Preview of model o1
New ChatGPT variant should be able to solve tricky questions
This audio version was artificially generated. More info | Send feedback
While the big hype around AI seems to be dying down, OpenAI is continuing to expand: the company is introducing an improved version of its AI chatbot ChatGPT. He should be able to solve difficult math problems and correct mistakes independently. However, one weakness remains.
First think, then answer: The developers at OpenAI also applied this tip that parents sometimes give to their children to the latest version of their AI chatbot. The software, called o1, spends more time “thinking” before giving an answer – “just like a person would do it,” according to a statement from the company.
In this way, the new model should also be able to solve more complex tasks than previous chatbots. Artificial intelligence tries out different approaches and recognizes and corrects its own errors, OpenAI explains in a blog entry.

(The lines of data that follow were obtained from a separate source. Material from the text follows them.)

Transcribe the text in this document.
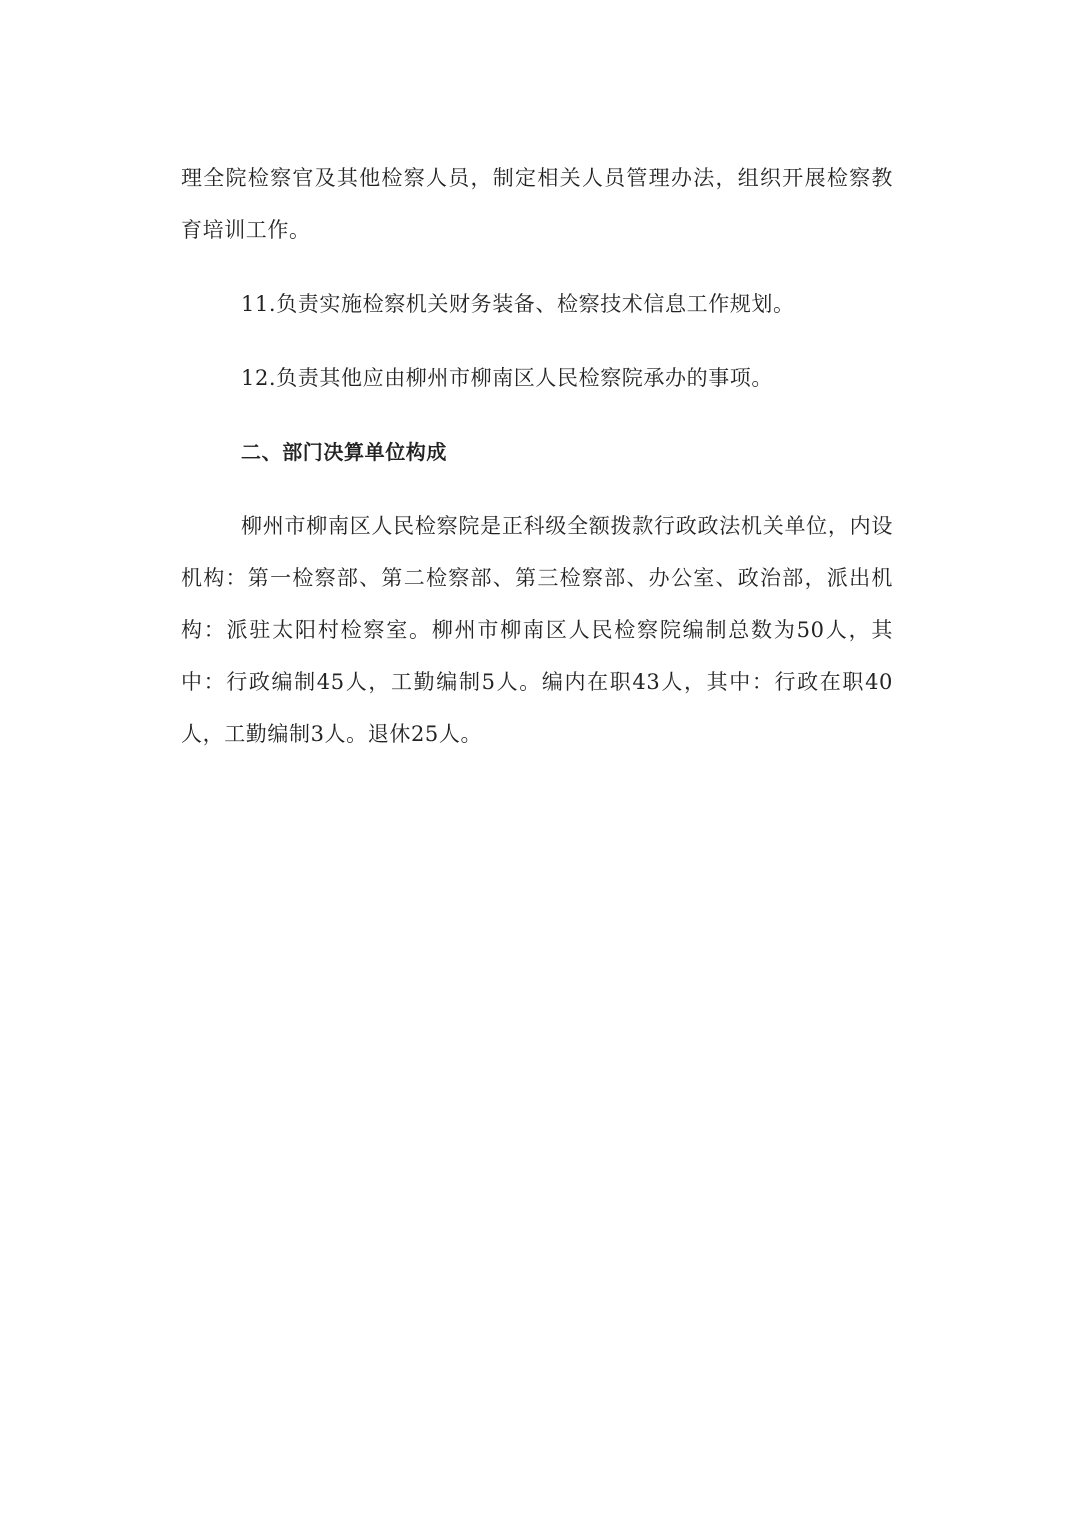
理全院检察官及其他检察人员，制定相关人员管理办法，组织开展检察教育培训工作。

11.负责实施检察机关财务装备、检察技术信息工作规划。

12.负责其他应由柳州市柳南区人民检察院承办的事项。

二、部门决算单位构成

柳州市柳南区人民检察院是正科级全额拨款行政政法机关单位，内设机构：第一检察部、第二检察部、第三检察部、办公室、政治部，派出机构：派驻太阳村检察室。柳州市柳南区人民检察院编制总数为50人，其中：行政编制45人，工勤编制5人。编内在职43人，其中：行政在职40人，工勤编制3人。退休25人。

This is particularly evident in mathematics and programming. The o1 model solved 83 percent of the tasks in the International Mathematics Olympiad, while ChatGPT-4o only managed 13 percent. However, the new model still lacks many of the functions that ChatGPT already offers: it cannot search for information on the web or upload files and images – and it is slower. From OpenAI's perspective, the new model can help researchers with data analysis or physicists with complex mathematical formulas.
0.38 percent knowingly incorrect
However, data published by OpenAI also shows that the new model knowingly gave incorrect answers in 0.38 percent of 100,000 test requests. This mainly happened when OpenAI o1 was asked for articles, websites or books – not possible without an internet search. The software then invented plausible examples. This happened because she always wanted to fulfill the wishes of the users. Such “hallucinations,” in which AI software invents information, remain an unsolved problem.
ChatGPT, the chatbot that sparked the artificial intelligence hype over a year ago, was trained with huge amounts of data. Such programs can formulate human-level texts, write software codes and summarize information. They estimate word by word how a sentence should continue.